There's a difference between "a beginner" and "someone who is very experienced but hasn't done X". The post was about a "non-developer", not a "developer who understands and uses 90% of the same tech stack, but is looking to do something new related to it".

It might be if that is what they are needing to learn.

If it were aimed at true beginners it would be written completely differently. A university teacher preparing a lecture about shakespeare doesn't write the same lecture if their audience is a bunch of 5 year olds.

You know that's what tutorials are for in the first place, right?

You know that's not true, right?

[-] SmartmanApps@programming.dev 1 points 5 days ago* (last edited 5 days ago)

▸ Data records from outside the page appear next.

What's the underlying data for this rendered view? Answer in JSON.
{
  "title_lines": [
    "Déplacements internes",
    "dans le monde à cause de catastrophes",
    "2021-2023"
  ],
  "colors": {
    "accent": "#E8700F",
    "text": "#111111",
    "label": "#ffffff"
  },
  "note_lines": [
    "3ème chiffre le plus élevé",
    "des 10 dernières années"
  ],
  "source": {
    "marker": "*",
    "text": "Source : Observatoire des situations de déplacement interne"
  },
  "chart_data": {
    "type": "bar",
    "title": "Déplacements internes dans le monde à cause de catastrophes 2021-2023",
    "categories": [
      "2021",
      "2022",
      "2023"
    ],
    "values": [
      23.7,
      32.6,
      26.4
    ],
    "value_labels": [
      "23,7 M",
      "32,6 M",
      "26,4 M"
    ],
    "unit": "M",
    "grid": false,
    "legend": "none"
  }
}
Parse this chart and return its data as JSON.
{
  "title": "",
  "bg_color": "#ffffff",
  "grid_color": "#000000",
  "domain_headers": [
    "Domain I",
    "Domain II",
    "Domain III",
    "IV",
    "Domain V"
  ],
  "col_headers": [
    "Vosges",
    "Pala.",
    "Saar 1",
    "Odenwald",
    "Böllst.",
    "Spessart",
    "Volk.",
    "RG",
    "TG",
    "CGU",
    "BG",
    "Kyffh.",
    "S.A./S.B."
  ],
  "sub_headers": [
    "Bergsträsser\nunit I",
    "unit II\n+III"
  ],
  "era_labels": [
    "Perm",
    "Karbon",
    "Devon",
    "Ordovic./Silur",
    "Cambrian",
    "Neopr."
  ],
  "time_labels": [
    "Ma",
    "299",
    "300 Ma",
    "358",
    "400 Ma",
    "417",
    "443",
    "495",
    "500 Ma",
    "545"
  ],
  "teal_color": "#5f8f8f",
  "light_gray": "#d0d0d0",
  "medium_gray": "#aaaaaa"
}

there’s no need for the apostrophe

Ok, I fixed the typo.

There’s a difference between “a beginner” and “someone who is very experienced but hasn’t done X”.

If they haven't done X then they are a beginner at doing X - no difference - this is in fact the target audience for many tutorials. The other things which aren't covered in the tutorial you put in the pre-requisites.

not a “developer who understands and uses 90% of the same tech stack, but is looking to do something new related to it”

and yet, a lot of tutorials written for developers who have used 90% of it are written just as badly, hence the huge upvotes.

If it were aimed at true beginners it would be written completely differently

That's the point! Many tutorials need to be written completely differently! 😂 For starters all of the ones at Microsoft.

A university teacher preparing a lecture about shakespeare doesn’t write the same lecture if their audience is a bunch of 5 year olds

That's because the course has pre-requisites that you must have passed before you can enrol in that course - if you don't, then you have to go study those things before you'll be allowed to enrol - and they are explicitly spelt out in the guide to enrolling, hence the professor can write the lecture safe in the knowledge that all students in his class have completed all of the necessary pre-requisites.

You know that’s not true, right?

I know it's absolutely true. Even my threads on Maths are written with the assumption that the reader doesn't know all of the background knowledge (in fact are written quite intentionally for those who are being bullied by gaslighters, and they lack the proof to debunk them).